Headline.co.id, Jakarta ~ Festival Jejak Jajanan Nusantara akan digelar pada 6–8 Maret 2026 di Parkir Selatan Barat, kawasan Gelora Bung Karno, Senayan. Acara ini tidak hanya menampilkan kuliner khas Nusantara, tetapi juga menjadi ajang kolaborasi dan pemberdayaan bagi pelaku Usaha Mikro, Kecil, dan Menengah (UMKM) untuk meningkatkan kelas dan memperluas pasar mereka.
Festival ini merupakan inisiatif dari Kementerian Koordinator Bidang Pemberdayaan Masyarakat (Kemenko PM) yang bertujuan untuk menghadirkan pemberdayaan ekonomi masyarakat dalam bentuk aksi nyata dan kolaboratif. Deputi Bidang Pemberdayaan Ekonomi Masyarakat dan Pelindungan Pekerja Migran Kemenko PM, Leontinus Alpha Edison, menekankan pentingnya membuka akses pasar yang luas bagi UMKM. “Fokus utama Kemenko PM adalah memperkuat ekosistem UMKM dengan membuka akses pasar yang lebih luas melalui kurasi produk berkualitas dan berdaya saing tinggi,” ujarnya di Jakarta, Selasa (3/3/2026).
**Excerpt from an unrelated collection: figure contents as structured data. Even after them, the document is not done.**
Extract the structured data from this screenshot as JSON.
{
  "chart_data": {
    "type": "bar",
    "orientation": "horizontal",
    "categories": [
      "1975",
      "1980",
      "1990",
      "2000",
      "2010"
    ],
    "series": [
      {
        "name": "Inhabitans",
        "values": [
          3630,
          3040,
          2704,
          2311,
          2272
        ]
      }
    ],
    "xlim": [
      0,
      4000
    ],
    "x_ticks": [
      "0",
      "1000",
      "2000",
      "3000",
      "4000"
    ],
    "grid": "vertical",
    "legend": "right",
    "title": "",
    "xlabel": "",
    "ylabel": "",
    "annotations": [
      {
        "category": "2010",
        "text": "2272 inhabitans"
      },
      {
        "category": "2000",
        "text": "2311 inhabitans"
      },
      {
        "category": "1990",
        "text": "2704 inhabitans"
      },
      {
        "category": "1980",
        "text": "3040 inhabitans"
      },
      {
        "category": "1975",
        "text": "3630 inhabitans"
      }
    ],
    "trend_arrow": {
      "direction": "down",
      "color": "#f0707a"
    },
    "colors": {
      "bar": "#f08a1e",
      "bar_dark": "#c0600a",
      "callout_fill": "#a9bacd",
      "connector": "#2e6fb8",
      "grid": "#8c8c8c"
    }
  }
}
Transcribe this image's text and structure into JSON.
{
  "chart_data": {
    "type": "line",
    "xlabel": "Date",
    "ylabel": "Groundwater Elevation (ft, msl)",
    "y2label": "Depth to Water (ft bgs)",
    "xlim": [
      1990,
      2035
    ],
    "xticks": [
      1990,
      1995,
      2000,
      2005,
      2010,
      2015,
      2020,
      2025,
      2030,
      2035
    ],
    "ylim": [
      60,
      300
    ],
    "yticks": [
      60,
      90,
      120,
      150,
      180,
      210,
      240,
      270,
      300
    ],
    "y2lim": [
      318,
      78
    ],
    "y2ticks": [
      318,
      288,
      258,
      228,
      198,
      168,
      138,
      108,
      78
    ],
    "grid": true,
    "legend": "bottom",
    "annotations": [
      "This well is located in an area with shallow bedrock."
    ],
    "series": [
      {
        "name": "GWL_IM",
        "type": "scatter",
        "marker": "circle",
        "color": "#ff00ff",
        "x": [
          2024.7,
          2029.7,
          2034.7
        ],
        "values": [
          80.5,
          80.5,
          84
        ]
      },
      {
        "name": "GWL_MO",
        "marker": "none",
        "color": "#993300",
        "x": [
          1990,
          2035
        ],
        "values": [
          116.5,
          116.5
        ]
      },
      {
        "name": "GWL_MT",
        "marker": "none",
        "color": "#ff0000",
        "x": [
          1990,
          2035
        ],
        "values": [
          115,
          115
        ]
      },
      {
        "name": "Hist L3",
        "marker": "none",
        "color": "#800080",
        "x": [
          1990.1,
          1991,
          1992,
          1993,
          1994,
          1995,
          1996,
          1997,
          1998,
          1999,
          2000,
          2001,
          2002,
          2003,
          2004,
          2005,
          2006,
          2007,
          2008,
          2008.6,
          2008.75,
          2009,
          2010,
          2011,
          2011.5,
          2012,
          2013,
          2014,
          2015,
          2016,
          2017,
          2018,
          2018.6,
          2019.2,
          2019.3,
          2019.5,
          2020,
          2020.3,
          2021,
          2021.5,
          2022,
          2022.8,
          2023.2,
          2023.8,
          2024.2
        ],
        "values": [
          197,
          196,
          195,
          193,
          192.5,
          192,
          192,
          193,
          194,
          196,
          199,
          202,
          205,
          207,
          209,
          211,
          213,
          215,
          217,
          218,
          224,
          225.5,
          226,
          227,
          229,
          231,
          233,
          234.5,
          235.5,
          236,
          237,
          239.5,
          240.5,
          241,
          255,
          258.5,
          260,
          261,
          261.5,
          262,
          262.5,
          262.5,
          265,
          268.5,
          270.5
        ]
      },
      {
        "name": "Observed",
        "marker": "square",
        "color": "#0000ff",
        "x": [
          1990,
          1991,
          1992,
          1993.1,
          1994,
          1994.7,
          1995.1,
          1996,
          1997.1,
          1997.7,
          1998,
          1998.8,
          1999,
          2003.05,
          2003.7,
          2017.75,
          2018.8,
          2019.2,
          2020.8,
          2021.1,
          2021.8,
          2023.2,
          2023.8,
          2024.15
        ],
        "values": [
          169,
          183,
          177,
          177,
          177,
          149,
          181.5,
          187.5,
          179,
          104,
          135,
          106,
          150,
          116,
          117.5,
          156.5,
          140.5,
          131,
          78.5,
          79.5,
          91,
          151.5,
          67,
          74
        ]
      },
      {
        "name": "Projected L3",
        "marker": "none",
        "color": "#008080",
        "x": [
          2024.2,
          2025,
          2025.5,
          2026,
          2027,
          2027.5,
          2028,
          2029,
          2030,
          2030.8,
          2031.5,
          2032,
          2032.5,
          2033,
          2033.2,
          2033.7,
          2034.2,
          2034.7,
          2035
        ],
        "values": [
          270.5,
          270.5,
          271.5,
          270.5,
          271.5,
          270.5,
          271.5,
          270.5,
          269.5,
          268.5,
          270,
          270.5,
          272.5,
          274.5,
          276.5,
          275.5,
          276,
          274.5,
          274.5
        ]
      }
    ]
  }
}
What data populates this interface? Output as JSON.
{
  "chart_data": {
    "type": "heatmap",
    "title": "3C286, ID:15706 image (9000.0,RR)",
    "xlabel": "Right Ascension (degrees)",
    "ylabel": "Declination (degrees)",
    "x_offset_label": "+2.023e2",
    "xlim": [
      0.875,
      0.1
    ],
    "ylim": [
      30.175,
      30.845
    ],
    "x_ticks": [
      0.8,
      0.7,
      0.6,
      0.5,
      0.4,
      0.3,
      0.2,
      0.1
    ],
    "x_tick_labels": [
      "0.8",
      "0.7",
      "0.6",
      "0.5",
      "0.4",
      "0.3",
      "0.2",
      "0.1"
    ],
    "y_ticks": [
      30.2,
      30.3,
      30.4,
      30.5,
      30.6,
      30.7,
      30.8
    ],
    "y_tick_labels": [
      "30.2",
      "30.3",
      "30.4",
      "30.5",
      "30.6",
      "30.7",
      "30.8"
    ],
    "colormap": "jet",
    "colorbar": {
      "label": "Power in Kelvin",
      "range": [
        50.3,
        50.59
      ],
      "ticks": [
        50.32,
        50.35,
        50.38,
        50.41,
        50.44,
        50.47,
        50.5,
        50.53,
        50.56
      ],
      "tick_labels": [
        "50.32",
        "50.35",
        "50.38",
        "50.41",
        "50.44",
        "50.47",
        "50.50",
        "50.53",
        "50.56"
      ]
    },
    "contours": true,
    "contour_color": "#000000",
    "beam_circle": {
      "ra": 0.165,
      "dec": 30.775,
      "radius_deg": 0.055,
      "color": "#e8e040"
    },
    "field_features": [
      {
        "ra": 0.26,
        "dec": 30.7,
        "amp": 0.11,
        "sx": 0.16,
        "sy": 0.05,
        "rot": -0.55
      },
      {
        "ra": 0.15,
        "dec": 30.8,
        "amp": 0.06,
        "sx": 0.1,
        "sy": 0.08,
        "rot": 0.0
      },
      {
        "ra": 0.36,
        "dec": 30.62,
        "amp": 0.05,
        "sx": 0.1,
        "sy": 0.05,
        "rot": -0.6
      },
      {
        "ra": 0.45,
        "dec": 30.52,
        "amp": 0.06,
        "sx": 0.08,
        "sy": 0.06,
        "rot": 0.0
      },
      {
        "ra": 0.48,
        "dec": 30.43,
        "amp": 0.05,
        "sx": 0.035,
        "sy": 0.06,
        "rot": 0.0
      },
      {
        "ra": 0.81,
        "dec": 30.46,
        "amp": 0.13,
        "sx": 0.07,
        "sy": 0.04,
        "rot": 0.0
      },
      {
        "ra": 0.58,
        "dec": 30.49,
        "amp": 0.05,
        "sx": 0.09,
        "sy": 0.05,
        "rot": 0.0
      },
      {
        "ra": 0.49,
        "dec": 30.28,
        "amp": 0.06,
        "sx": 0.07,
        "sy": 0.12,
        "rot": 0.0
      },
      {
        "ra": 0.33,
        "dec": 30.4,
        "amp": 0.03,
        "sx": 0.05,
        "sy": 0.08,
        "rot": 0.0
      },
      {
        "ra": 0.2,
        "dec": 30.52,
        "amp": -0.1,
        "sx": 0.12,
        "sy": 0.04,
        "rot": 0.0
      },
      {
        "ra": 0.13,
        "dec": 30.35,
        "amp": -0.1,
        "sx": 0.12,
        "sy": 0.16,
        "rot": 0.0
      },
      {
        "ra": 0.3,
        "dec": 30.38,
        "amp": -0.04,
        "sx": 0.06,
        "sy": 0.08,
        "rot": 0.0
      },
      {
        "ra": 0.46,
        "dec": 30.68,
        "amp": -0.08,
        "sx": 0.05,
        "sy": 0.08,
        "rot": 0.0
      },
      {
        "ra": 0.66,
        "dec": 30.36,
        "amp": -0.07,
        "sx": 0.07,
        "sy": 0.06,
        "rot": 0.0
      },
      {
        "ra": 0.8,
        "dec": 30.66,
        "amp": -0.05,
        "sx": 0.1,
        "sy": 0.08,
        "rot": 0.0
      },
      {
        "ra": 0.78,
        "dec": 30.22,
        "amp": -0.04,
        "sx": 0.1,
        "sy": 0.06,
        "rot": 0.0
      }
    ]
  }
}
Lebih dari 40 tenant UMKM terkurasi akan menampilkan berbagai jajanan khas dari berbagai daerah. Produk-produk ini tidak hanya menawarkan cita rasa, tetapi juga cerita tentang ketekunan, kreativitas, dan harapan dari para pelaku usaha lokal. Bagi beberapa UMKM, festival ini menjadi pengalaman pertama mereka tampil di ruang publik berskala besar, membuka peluang promosi langsung kepada masyarakat dan membangun kepercayaan diri untuk terus berkembang.
Selain promosi, Kemenko PM juga menyediakan Klinik UMKM dan Klinik Hak Kekayaan Intelektual (HKI) di festival ini. Di sini, pelaku usaha mendapatkan pendampingan, konsultasi, dan fasilitasi gratis untuk memperkuat legalitas dan profesionalitas usaha mereka. Perlindungan kekayaan intelektual seperti merek, paten, hak cipta, dan desain industri juga menjadi perhatian penting untuk menjaga karya dan inovasi UMKM agar tidak mudah dibajak, serta meningkatkan nilai tambah produk di mata pasar.
Leontinus menegaskan bahwa pemberdayaan ekonomi tidak bisa dilakukan secara parsial. Sinergi pemerintah, sektor swasta, komunitas, dan masyarakat menjadi kunci keberhasilan. “Kami percaya bahwa dengan sinergi yang solid, Jejak Jajanan Nusantara dapat menjadi model pemberdayaan yang tidak hanya menggerakkan roda ekonomi masyarakat, tetapi juga memperkokoh identitas dan kebanggaan terhadap produk bangsa,” tegasnya.
Festival ini juga akan menyelenggarakan kegiatan NgabubuRun sejauh lima kilometer pada Minggu (8/3/2026) bersama Menko PM A. Muhaimin Iskandar. Kegiatan ini menggabungkan gaya hidup sehat dengan dukungan nyata terhadap UMKM lokal. Di tengah hiruk-pikuk kota, Jejak Jajanan Nusantara menyampaikan pesan sederhana namun kuat: membangun ekonomi rakyat dimulai dari memberi ruang, akses, dan perlindungan bagi usaha kecil untuk tumbuh. Dari rasa yang tersaji di setiap stan, tersimpan optimisme bahwa UMKM Indonesia mampu berdiri kokoh di negeri sendiri.